Journalist Q&A: Robbie Myers, editor-in-chief, Elle

Elle editor-in-chief Robbie Myers has worked for such consumer titles as Rolling Stone and Seventeen. She talks to Alexandra Bruell about the significance of branding at Elle and its new ventures in the digital space.

Name: Robbie Myers
Title: Editor-in-chief; VP, brand content
Outlet: Elle
Contact: ekaplan@hfmus.com
Website: elle.com

Elle editor-in-chief Robbie Myers has worked for such consumer titles as Rolling Stone and Seventeen. She talks to Alexandra Bruell about the significance of branding at Elle and its new ventures in the digital space

Brand content is in your title. What does it mean for your responsibilities outside of traditional editorial leadership?

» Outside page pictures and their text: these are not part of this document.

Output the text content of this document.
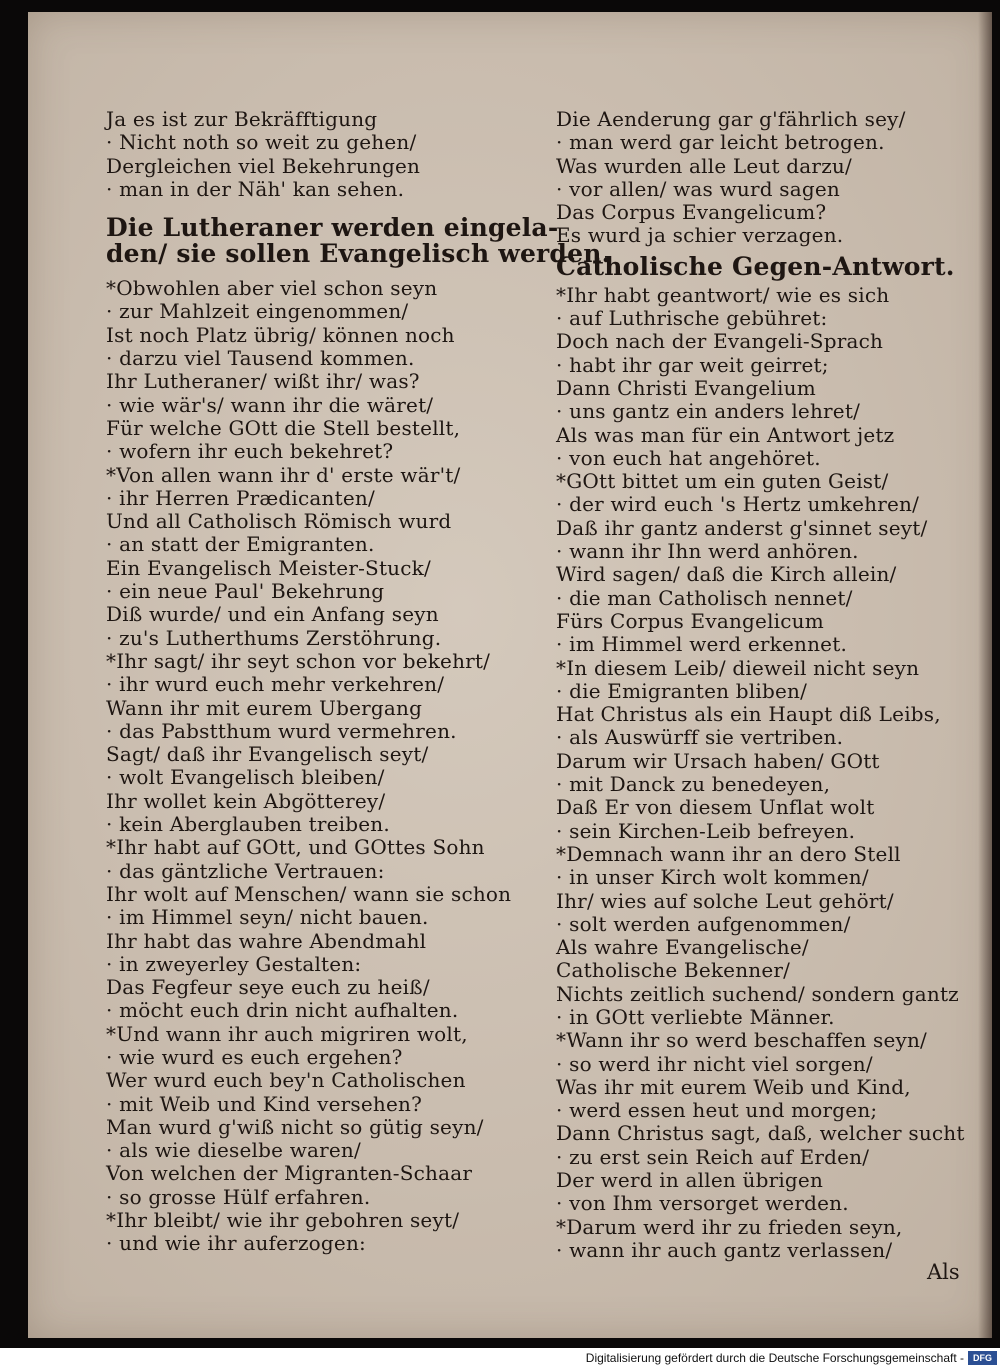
Ja es ist zur Bekräfftigung
· Nicht noth so weit zu gehen/
Dergleichen viel Bekehrungen
· man in der Näh' kan sehen.
Die Lutheraner werden eingela-
den/ sie sollen Evangelisch werden.
*Obwohlen aber viel schon seyn
· zur Mahlzeit eingenommen/
Ist noch Platz übrig/ können noch
· darzu viel Tausend kommen.
Ihr Lutheraner/ wißt ihr/ was?
· wie wär's/ wann ihr die wäret/
Für welche GOtt die Stell bestellt,
· wofern ihr euch bekehret?
*Von allen wann ihr d' erste wär't/
· ihr Herren Prædicanten/
Und all Catholisch Römisch wurd
· an statt der Emigranten.
Ein Evangelisch Meister-Stuck/
· ein neue Paul' Bekehrung
Diß wurde/ und ein Anfang seyn
· zu's Lutherthums Zerstöhrung.
*Ihr sagt/ ihr seyt schon vor bekehrt/
· ihr wurd euch mehr verkehren/
Wann ihr mit eurem Ubergang
· das Pabstthum wurd vermehren.
Sagt/ daß ihr Evangelisch seyt/
· wolt Evangelisch bleiben/
Ihr wollet kein Abgötterey/
· kein Aberglauben treiben.
*Ihr habt auf GOtt, und GOttes Sohn
· das gäntzliche Vertrauen:
Ihr wolt auf Menschen/ wann sie schon
· im Himmel seyn/ nicht bauen.
Ihr habt das wahre Abendmahl
· in zweyerley Gestalten:
Das Fegfeur seye euch zu heiß/
· möcht euch drin nicht aufhalten.
*Und wann ihr auch migriren wolt,
· wie wurd es euch ergehen?
Wer wurd euch bey'n Catholischen
· mit Weib und Kind versehen?
Man wurd g'wiß nicht so gütig seyn/
· als wie dieselbe waren/
Von welchen der Migranten-Schaar
· so grosse Hülf erfahren.
*Ihr bleibt/ wie ihr gebohren seyt/
· und wie ihr auferzogen:
Die Aenderung gar g'fährlich sey/
· man werd gar leicht betrogen.
Was wurden alle Leut darzu/
· vor allen/ was wurd sagen
Das Corpus Evangelicum?
Es wurd ja schier verzagen.
Catholische Gegen-Antwort.
*Ihr habt geantwort/ wie es sich
· auf Luthrische gebühret:
Doch nach der Evangeli-Sprach
· habt ihr gar weit geirret;
Dann Christi Evangelium
· uns gantz ein anders lehret/
Als was man für ein Antwort jetz
· von euch hat angehöret.
*GOtt bittet um ein guten Geist/
· der wird euch 's Hertz umkehren/
Daß ihr gantz anderst g'sinnet seyt/
· wann ihr Ihn werd anhören.
Wird sagen/ daß die Kirch allein/
· die man Catholisch nennet/
Fürs Corpus Evangelicum
· im Himmel werd erkennet.
*In diesem Leib/ dieweil nicht seyn
· die Emigranten bliben/
Hat Christus als ein Haupt diß Leibs,
· als Auswürff sie vertriben.
Darum wir Ursach haben/ GOtt
· mit Danck zu benedeyen,
Daß Er von diesem Unflat wolt
· sein Kirchen-Leib befreyen.
*Demnach wann ihr an dero Stell
· in unser Kirch wolt kommen/
Ihr/ wies auf solche Leut gehört/
· solt werden aufgenommen/
Als wahre Evangelische/
Catholische Bekenner/
Nichts zeitlich suchend/ sondern gantz
· in GOtt verliebte Männer.
*Wann ihr so werd beschaffen seyn/
· so werd ihr nicht viel sorgen/
Was ihr mit eurem Weib und Kind,
· werd essen heut und morgen;
Dann Christus sagt, daß, welcher sucht
· zu erst sein Reich auf Erden/
Der werd in allen übrigen
· von Ihm versorget werden.
*Darum werd ihr zu frieden seyn,
· wann ihr auch gantz verlassen/
Als
Digitalisierung gefördert durch die Deutsche Forschungsgemeinschaft -	DFG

RM: Editorial is present in most, if not all of the branding. For example, we have editors and marketing people on television shows. Erin Kaplan is on MTV's The City; she's director of publicity here. Joe Zee is also on the show; he's our creative director.

We have editors who are clearly dedicated to print and those clearly dedicated to Web, and we're actually trying to meld those together. Whoever is producing content must think about how it will be expressed in digital mediums, what's the iPad part, what's the print part, and so on.

What new things are you doing in the digital space to reach your readers?

RM: There's been a big push in beauty on Elle.com. The online audience has a great appetite for beauty and the users consume it in a very particular way. We have a section where users can upload their own beauty how-to videos.

Another element that's a big part of the identity of Elle is accessories. When we brought the magazine here 25 years ago, it came with that French idea that accessories are the way you can express your personal style. We're creating a separate accessories channel on Elle.com.

When will that launch?

RM: It's in the making right now, and then we're relaunching the blogs to become a news destination. My editorial director Keith Pollock is running all these things.

How are these high-profile reality TV efforts related to your goals for the overall Elle brand and positioning?

RM: It's not just reality TV. We've been on scripted television. We've developed a nice relationship with morning shows, providing editorial content.

There's a much larger media presence, which, of course, is important for branding. It says who we are, what our point of view is, where we stand on everything from fashion to politics, beauty, health, and sexuality, all of which we cover. We are a core fashion title, but we cover a lot of different things. I like to think we cover them well.

Elle seems to have done well over the past couple of years, especially considering the downturn. Have these branding efforts contributed?

RM: Without a doubt. Project Runway was, in the fashion industry, unique, and our relationship with it changed the landscape of various magazines' relationships with television. We were able to reach out to a whole new audience.

Particularly with The City, in terms of our reach and our MRI [Mediamark Research & Intelligence] research, we had a 35% increase in our 18-24 audience. If you're a scientist, you couldn't prove cause and effect, but that's The City's key demographic. The other thing is our audience recently went from 5.2 million to 6.1 million, an 18% increase, the largest of any fashion title.

What industry trends are impacting your coverage?

RM: A sobriety came along with the economy over the past two years, but now I see a return to luxury. Our pages are starting to reflect that, but it's luxury as it relates to quality and investment.

Do you think Elle needs to feature affordable items, as opposed to something trendy and less affordable?

RM: That idea has always been a part of Elle's DNA. Our view on fashion is personal style. Personal style is about mixing. We show things at all price points because we like them and we cover all ends of the market.

What are you planning for the future? Will you continue with the branding and reality TV?

RM: Yes. We have a new chief brand officer starting in a month. She's going to have a lot of ideas. We're going to have a new leader and figure out what comes next together.

Please describe your interaction with PR pros.

RM: The ones we work with and have built relationships with over a long time are incredibly valuable, particularly in the core areas we cover - fashion and beauty. It's best, if we don't know each other, to try to develop a relationship with someone who covers your particular market.

Generally, I have only respect and gratitude for the PR pros we work with. However, if you don't know me, I'm probably not the best place to start.